This is my version of the Jamie Oliver classic, which introduced me to the wonder that is roasted green beans - who knew that they could be so tasty?
In Jamie's version, he only blanches the green beans, but I find them a bit too undercooked, even after roasting. I therefore steam the beans, then dry them before adding them to the roasting tin. I've also omitted the anchovies but do include them if you wish!
It's a really simple dish to put together and the acidity of the tomatoes work beautifully with the oiliness of the salmon.
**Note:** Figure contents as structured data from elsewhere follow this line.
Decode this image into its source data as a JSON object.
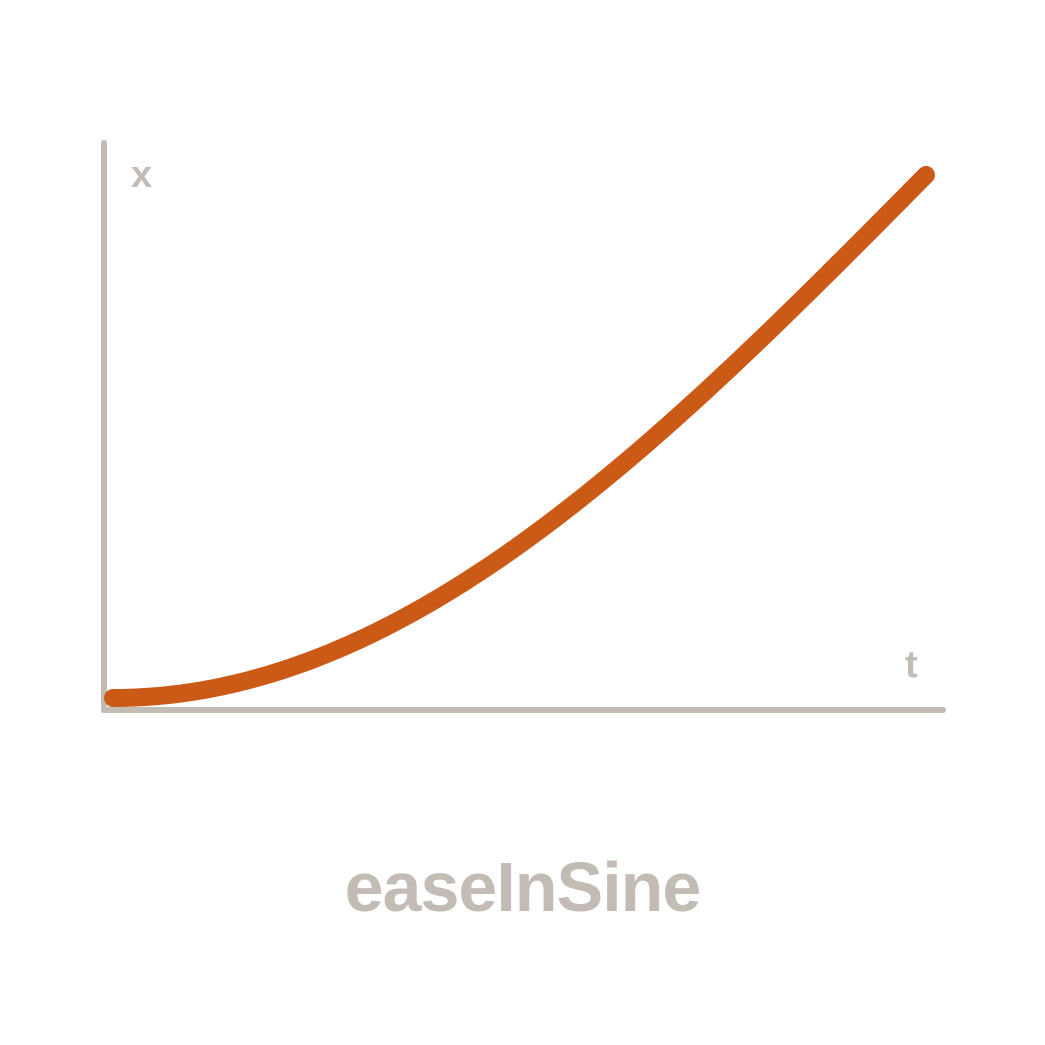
{
  "chart_data": {
    "type": "line",
    "title": "easeInSine",
    "xlabel": "t",
    "ylabel": "x",
    "xlim": [
      0,
      1
    ],
    "ylim": [
      0,
      1
    ],
    "grid": false,
    "series": [
      {
        "function": "easeInSine",
        "x": [
          0,
          0.1,
          0.2,
          0.3,
          0.4,
          0.5,
          0.6,
          0.7,
          0.8,
          0.9,
          1
        ],
        "y": [
          0,
          0.0123,
          0.0489,
          0.109,
          0.191,
          0.293,
          0.412,
          0.546,
          0.691,
          0.844,
          1
        ]
      }
    ]
  },
  "colors": {
    "curve": "#cc5a17",
    "axis": "#c2bcb5",
    "text": "#c2bcb5"
  }
}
It's also delicious with other fish such as pan-fried sea bass (see final image).
200g green beans
100g cherry tomatoes
Handful of small black olives
Olive oil
Knob of butter
Salmon fillet per person
Seasoning
- Pre-heat the oven to 200°C
- Top and tail the green beans and then steam them for 6-8 minutes, until they are tender.
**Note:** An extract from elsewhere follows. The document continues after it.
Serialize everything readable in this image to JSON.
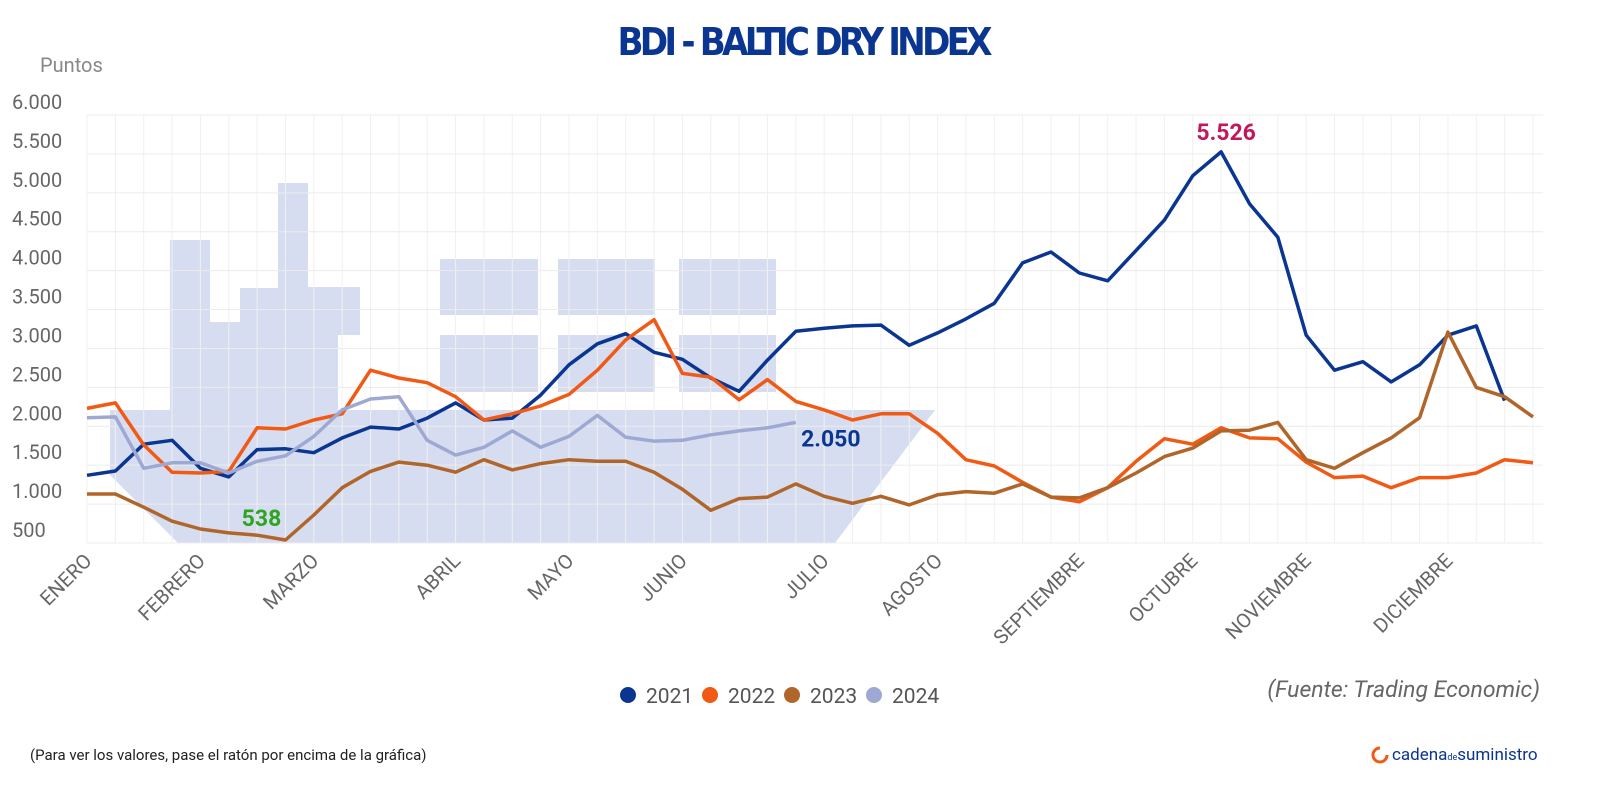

- Remove the beans from the steamer and spread out across the bottom of a baking tray. Pat dry with a clean tea towel or kitchen roll.
- Scatter the tomatoes and olives over the green beans.
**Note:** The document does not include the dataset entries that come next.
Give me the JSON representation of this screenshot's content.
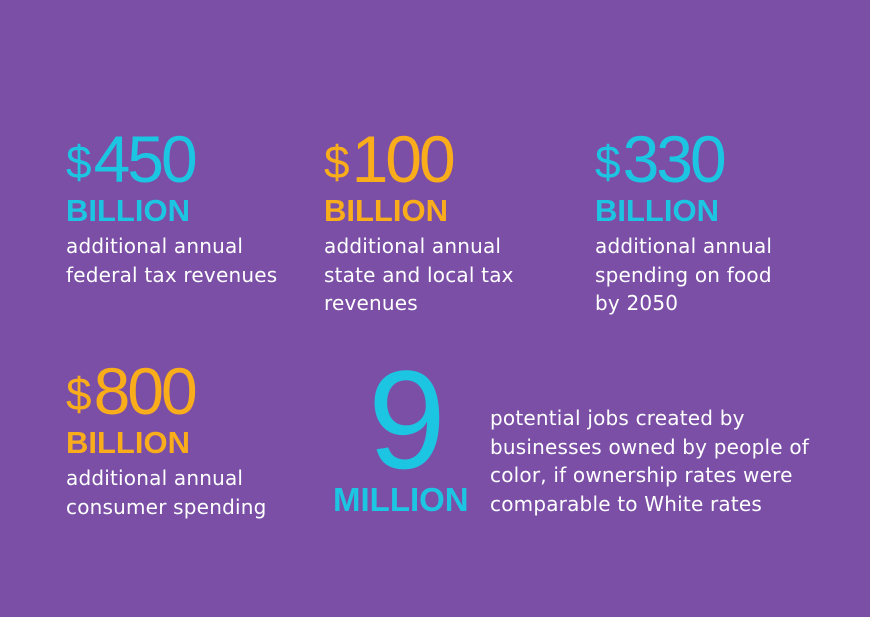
{
  "colors": {
    "background": "#7b4fa6",
    "cyan": "#1cc6e3",
    "gold": "#f9ad1b",
    "text": "#ffffff"
  },
  "stats": [
    {
      "currency": "$",
      "amount": "450",
      "unit": "BILLION",
      "description": "additional annual\nfederal tax revenues",
      "color": "#1cc6e3"
    },
    {
      "currency": "$",
      "amount": "100",
      "unit": "BILLION",
      "description": "additional annual\nstate and local tax\nrevenues",
      "color": "#f9ad1b"
    },
    {
      "currency": "$",
      "amount": "330",
      "unit": "BILLION",
      "description": "additional annual\nspending on food\nby 2050",
      "color": "#1cc6e3"
    },
    {
      "currency": "$",
      "amount": "800",
      "unit": "BILLION",
      "description": "additional annual\nconsumer spending",
      "color": "#f9ad1b"
    }
  ],
  "jobs": {
    "amount": "9",
    "unit": "MILLION",
    "description": "potential jobs created by\nbusinesses owned by people of\ncolor, if ownership rates were\ncomparable to White rates",
    "color": "#1cc6e3"
  }
}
- Drizzle olive oil over the beans and tomatoes, and gently mix to coat (being careful not to break the green beans!).
- Place in the oven for 20-25 minutes until the beans start to brown.
- Remove any bones from the salmon and then season.
- Heat 1 tablespoon of olive oil and a knob of butter in a heavy-based frying pan, over a medium heat.
- When the butter has melted, place the salmon fillets into the pan, skin-side down and fry for between 3-6 minutes.
- Turn the fillets and cook for a further 3-6 minutes, until the top of the salmon is golden.
- Serve the salmon fillets on top of the roasted green beans, tomatoes and olives.
Note - the cooking time of the salmon fillets depends on the thickness of the fillets.